Photosynthesis at the Grocery Store
- Grocery store items link back to photosynthesis.
- Meats and dairy: Animals eat plant-based foods.
- Breads, cereals, and pastas: From starchy grains of photosynthesis-dependent plants.
- Desserts and drinks: Contain sucrose, a plant product built from photosynthesis.
- Paper goods and many plastics are derived from plants.
- Spices and flavorings were produced by plants.
- Photosynthesis connects to every meal.
Photosynthesis in Plants Takes Place in Chloroplasts
- In plants, photosynthesis occurs in leaves, specifically in the mesophyll layer.
- Gas exchange of carbon dioxide and oxygen occurs through stomata (Figure 23.7).
- Stomata are typically on the underside of the leaf.
- Guard cells regulate the opening and closing of stomata.
- Photosynthesis takes place inside chloroplasts in plant cells (Figure 23.8).
- Chloroplasts have a double membrane and are derived from cyanobacteria.
- Thylakoids are stacked, disc-shaped structures within the chloroplast.
- Chlorophyll, a pigment, is embedded in the thylakoid membrane.
- The thylakoid membrane encloses the thylakoid lumen.
- A stack of thylakoids is called a granum.
- The liquid-filled space surrounding the granum is called stroma.
Research Connection: Marie Clark Taylor
- Understanding light and plant development allows gardeners to select plants for conditions.
- Dr. Marie Clark Taylor was the first woman to earn a scientific doctorate from Fordham University and the first African-American woman to earn a doctorate in botany (Figure 23.9).
- Her dissertation examined the effect of light photoperiods on the development of cells that give rise to flowers.
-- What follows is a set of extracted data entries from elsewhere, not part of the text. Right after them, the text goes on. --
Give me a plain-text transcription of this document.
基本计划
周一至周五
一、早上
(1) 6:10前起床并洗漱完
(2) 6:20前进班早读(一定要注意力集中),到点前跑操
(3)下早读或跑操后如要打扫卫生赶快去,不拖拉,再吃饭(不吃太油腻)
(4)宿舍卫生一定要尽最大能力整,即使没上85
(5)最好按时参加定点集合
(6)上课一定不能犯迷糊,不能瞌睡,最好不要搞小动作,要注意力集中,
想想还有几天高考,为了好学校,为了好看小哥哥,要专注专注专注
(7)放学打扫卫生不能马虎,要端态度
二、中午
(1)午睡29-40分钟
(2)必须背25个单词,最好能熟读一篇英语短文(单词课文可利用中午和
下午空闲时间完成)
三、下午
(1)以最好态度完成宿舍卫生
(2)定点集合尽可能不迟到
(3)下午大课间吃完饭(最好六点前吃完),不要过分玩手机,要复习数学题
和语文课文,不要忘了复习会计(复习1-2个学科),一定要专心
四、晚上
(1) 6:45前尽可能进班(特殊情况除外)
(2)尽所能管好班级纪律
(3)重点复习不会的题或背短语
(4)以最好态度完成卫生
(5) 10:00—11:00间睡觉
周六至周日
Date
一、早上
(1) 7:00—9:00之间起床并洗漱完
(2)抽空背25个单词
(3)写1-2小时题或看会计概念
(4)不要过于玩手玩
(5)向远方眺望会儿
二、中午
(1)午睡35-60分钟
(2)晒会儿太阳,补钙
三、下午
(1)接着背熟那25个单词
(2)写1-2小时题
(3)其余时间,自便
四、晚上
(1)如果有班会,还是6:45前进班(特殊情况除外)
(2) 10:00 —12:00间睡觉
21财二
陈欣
- Different plants (scarlet sage, cosmos, and orange cosmos) were exposed to different periods of daily light (6, 10, or 16 hours), and their seed and flower production was recorded.
- Plants have adapted to thrive under particular conditions.
- Plants in the shade have adapted to low levels of light by changing the relative concentrations of their chlorophyll pigments.
The light-dependent reactions of photosynthesis
- The overall function of light-dependent reactions is to convert solar energy into chemical energy in the form of NADPH and ATP.
- This chemical energy supports light-independent reactions and fuels the assembly of sugar molecules.
- Protein complexes and pigment molecules work together to produce NADPH and ATP.
Absorption of Light Energy
- Light energy of specific wavelengths is absorbed by pigments.
- Chlorophylls and carotenoids are the two major classes of photosynthetic pigments.
- Chlorophyll a and chlorophyll b are found in plants.
- Carotenoids function as photosynthetic pigments that dispose of excess energy.
- Carotenoids absorb excess energy and dissipate it as heat.
- Many photosynthetic organisms have a mixture of pigments for a wider range of wavelengths.
- When a photon of light hits a pigment molecule, it is absorbed.
- The energy from the photon excites an electron, moving it to a higher energy orbital (Figure 23.10).